Спустившись по знакомым бетонным ступеням (правда, на его памяти они выглядели лет на шестьдесят старше), Крамарчук оказался на первом ярусе батарейных казематов. Общая схема подземелий ему была знакома: в его время здесь располагались служебные помещения воинской части. А вот ниже он раньше ни разу не спускался: и второй уровень, и ведущие на КП и к генераторной потерны в восьмидесятых – девяностых уже были или затоплены почвенными водами, или забутованы, от греха подальше, всяким строительным мусором. Шли же они, судя по всему, именно на нижний уровень, причем спуск представлял собой просто четырехметровую шахту с вделанными в стену скобами. Дальше был коридор, освещаемый забранными в сетчатые плафоны тусклыми электролампами, и одна из многих металлическая дверь с ригельным запором, выкрашенная шаровой краской.

Помещение, три на два метра, Крамарчука ничем особо не поразило. Выкрашенные уже знакомой масляной краской бетонные стены, лампа под потолком, двухъярусная панцирная койка со скатанными матрасами, до боли знакомая армейская тумбочка и небольшой столик. Запаха сырости, как ни странно, не было: пахло бетоном, краской, пылью, еще чем-то неузнаваемым. Спустя миг Юрий понял: пахло нежилым помещением. В комнатушке просто еще никто не ночевал, потому, несмотря на введенную в строй еще в прошлом году батарею, здесь сохранился знакомый любому советскому человеку, хоть раз в жизни получившему долгожданный ордер на собственную квартиру, запах новостройки.

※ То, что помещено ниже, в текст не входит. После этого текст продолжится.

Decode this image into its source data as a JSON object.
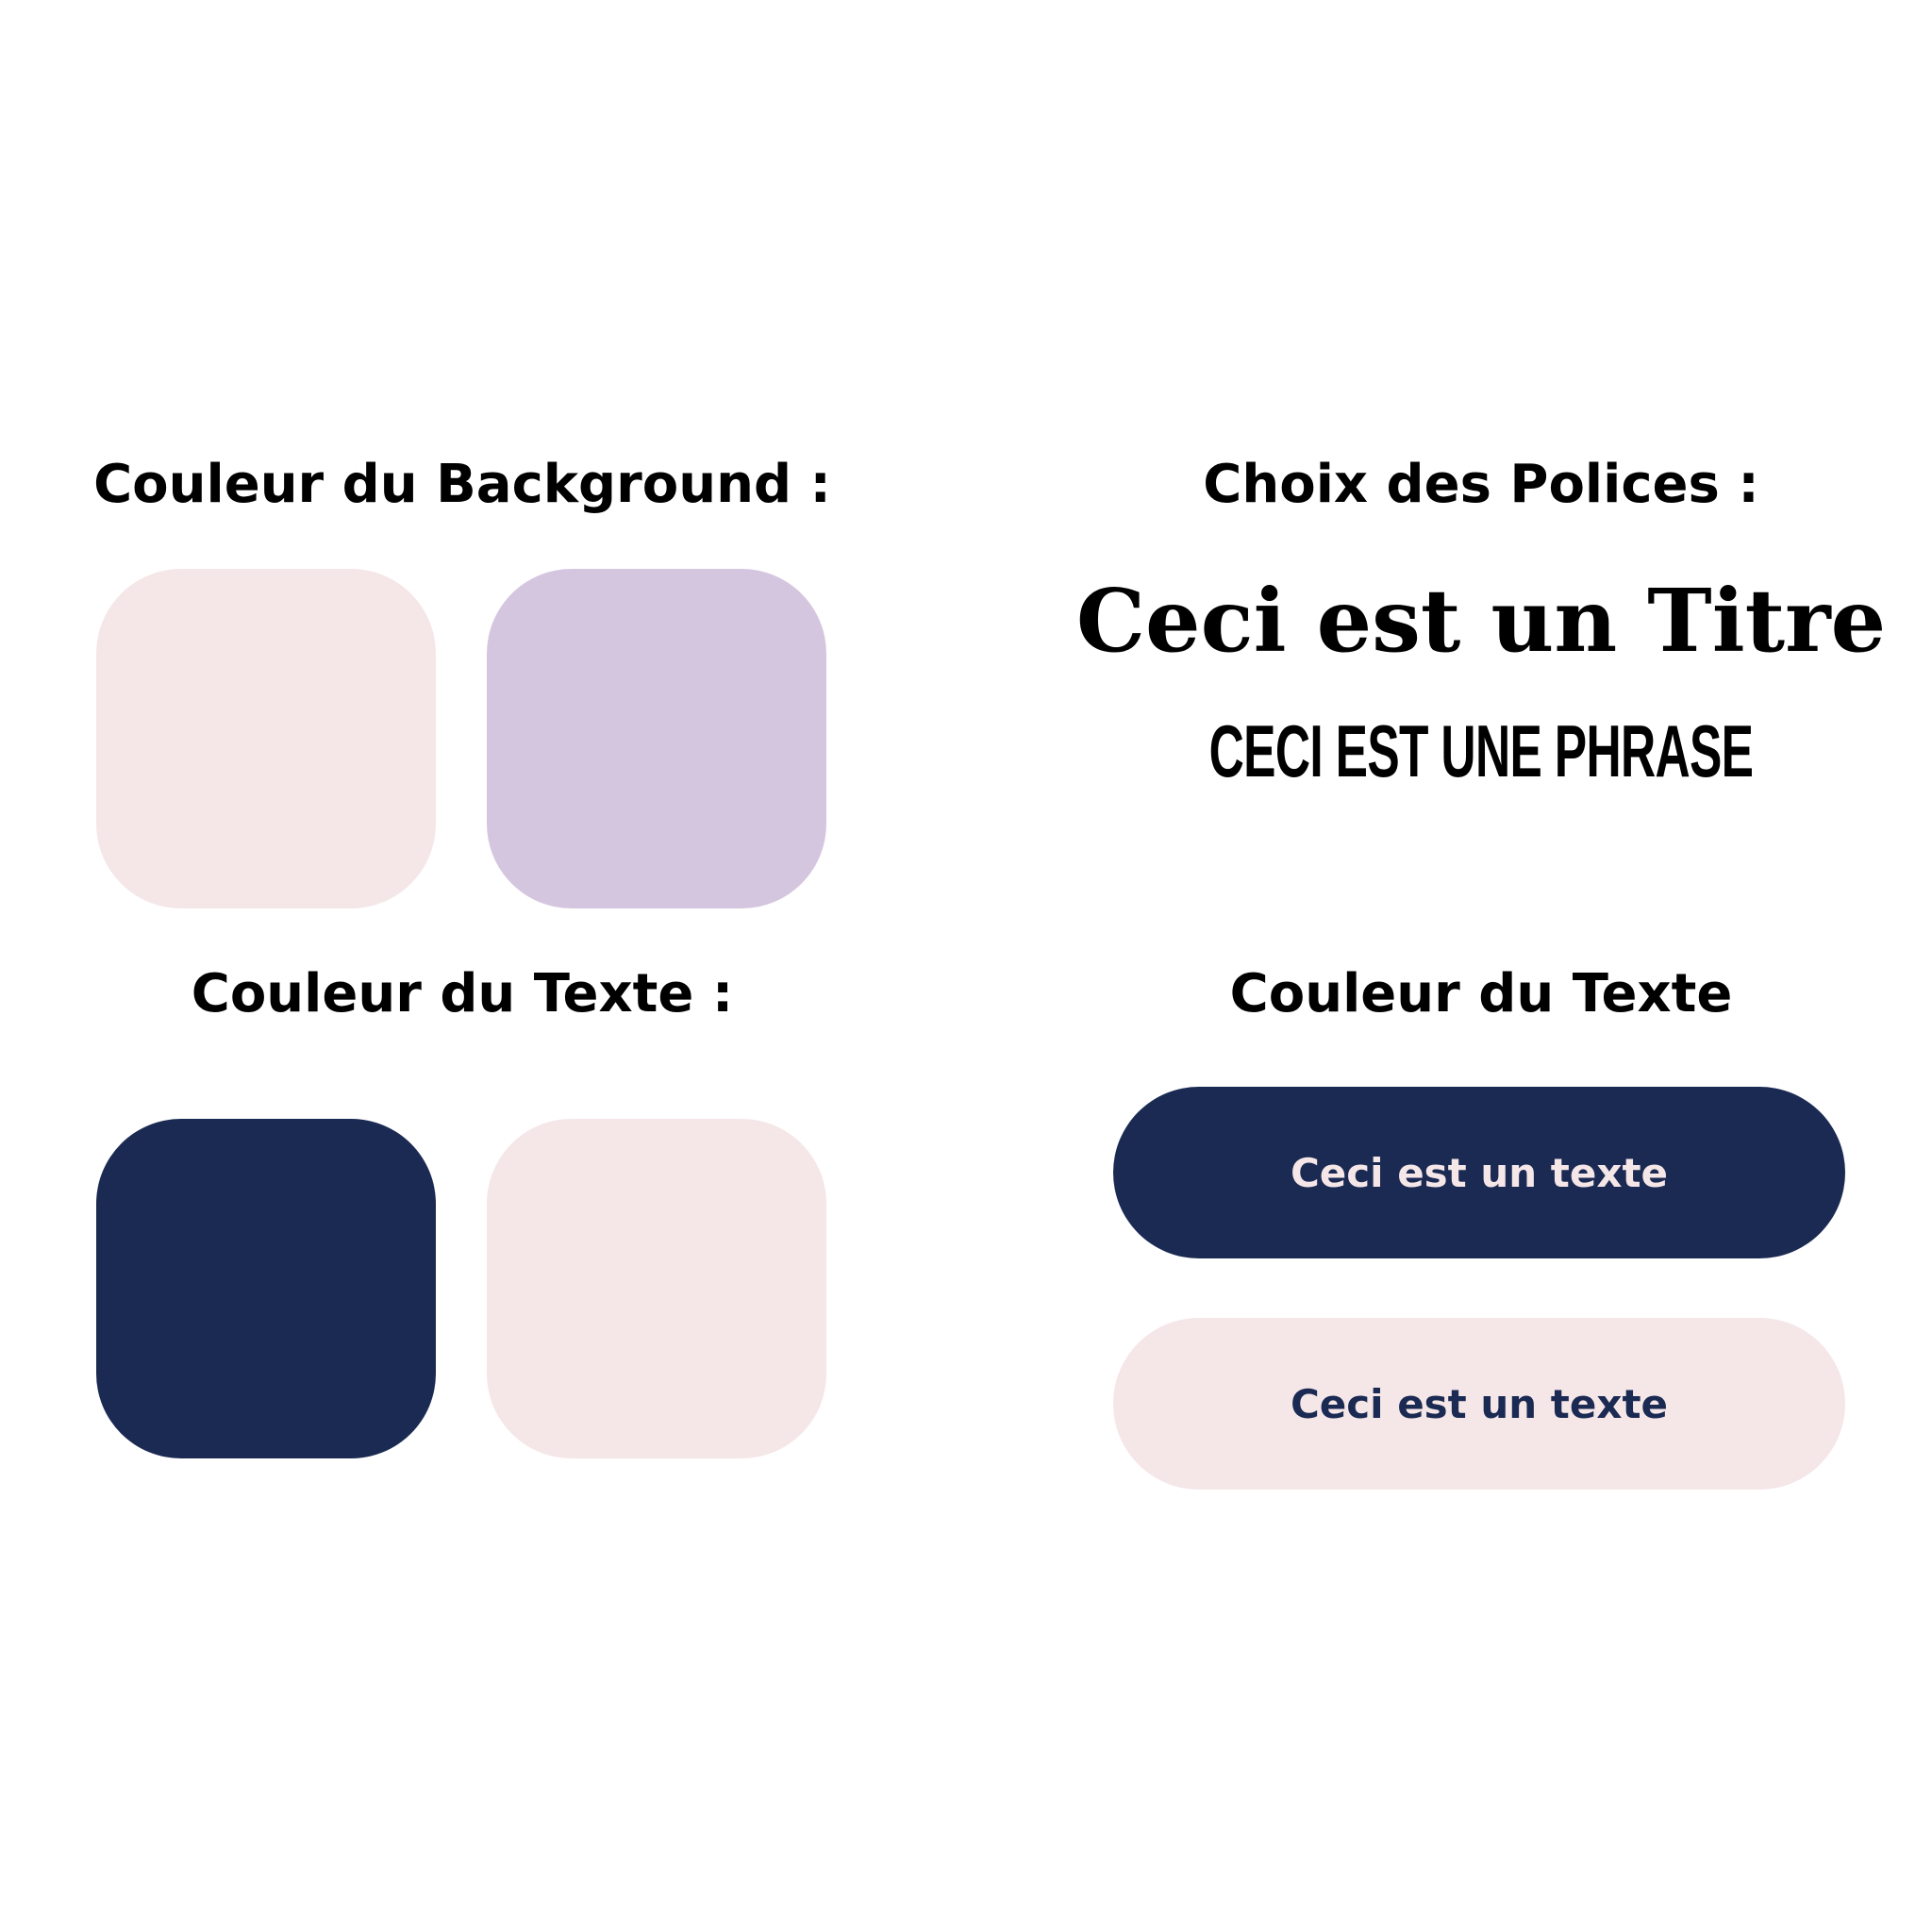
{
  "colors": {
    "pink": "#f5e6e8",
    "lavender": "#d5c6e0",
    "navy": "#1b2a52"
  },
  "background_section": {
    "heading": "Couleur du Background :",
    "swatches": [
      "#f5e6e8",
      "#d5c6e0"
    ]
  },
  "fonts_section": {
    "heading": "Choix des Polices :",
    "title_sample": "Ceci est un Titre",
    "phrase_sample": "CECI EST UNE PHRASE"
  },
  "text_color_section": {
    "heading": "Couleur du Texte :",
    "swatches": [
      "#1b2a52",
      "#f5e6e8"
    ]
  },
  "text_color_demo": {
    "heading": "Couleur du Texte",
    "pill_dark_label": "Ceci est un texte",
    "pill_light_label": "Ceci est un texte"
  }
}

– Переодевайтесь. – Качанов поспешно вытаскивал из «сидора» его камуфляж. – Одежду давайте мне. Все? Отлично. Располагайтесь, товарищ лейтенант к вам позже зайдет. Да, вот чуть было не забыл… – Особист неожиданно вытащил из кармана галифе подполковничьи наручные часы. – А то еще пойдете время узнавать, – пошутил он.

– Леша, на пару слов.

Не прощаясь, особист выскочил в коридор, Ивакин, смущенно кивнув подполковнику, – следом. Несколько секунд Крамарчук еще слышал их шаги и обрывки коротких фраз, затем все стихло. Усмехнувшись не столько торопливой поспешности Качанова, сколько своим мыслям относительно новостройки, он плотно прикрыл дверь и не спеша оделся. Ощущать телом привычный, давно разношенный камуфляж было приятно, и Юрий, раскатав один из матрасов (подушка, вполне ожидаемо, обнаружилась внутри), с удовольствием растянулся на койке. Освещение, судя по отсутствию настенного выключателя, отключалось централизованно, но на то, чтобы искать где-то в коридоре рубильник, сил уже не было. Да, скорее всего, и не стоило этого делать: иди знай, как Ивакин на его самодеятельность отреагирует. В чужой монастырь, как известно…

Спустя минуту подполковник уже крепко спал.

– Отвечаешь головой, Леша, понял? – Качанов забросил за спину вещмешок, собираясь отправиться в обратный путь. Офицеры стояли на поверхности, медленно клонящееся к горизонту солнце отбрасывало длинные тени.

– Да кто он хоть такой, Серега, а?

– Кто? – Сарший лейтенант на миг задумался. – Как тебе сказать… вот скажи, ты готов за Иосифа Виссарионовича жизнь отдать? Вижу, готов, молодец. Вот и сделай так, чтобы эти двое суток о товарище Крамарчуке никто не узнал. Никто, кроме меня, генерал-майора Захарова и товарища Сталина или товарища Берии, разумеется. А вот как ты это сделаешь, тебе решать. Тут, Леша, такая ситуация, что даже твой старый знакомый товарищ Мехлис с ходу не разберется. Я понятно объяснил?

Реальный исторический факт.
Старовойт Александр Иванович, с 15.01.39 по 01.41 гг. – начальник УНКВД по Одесской области.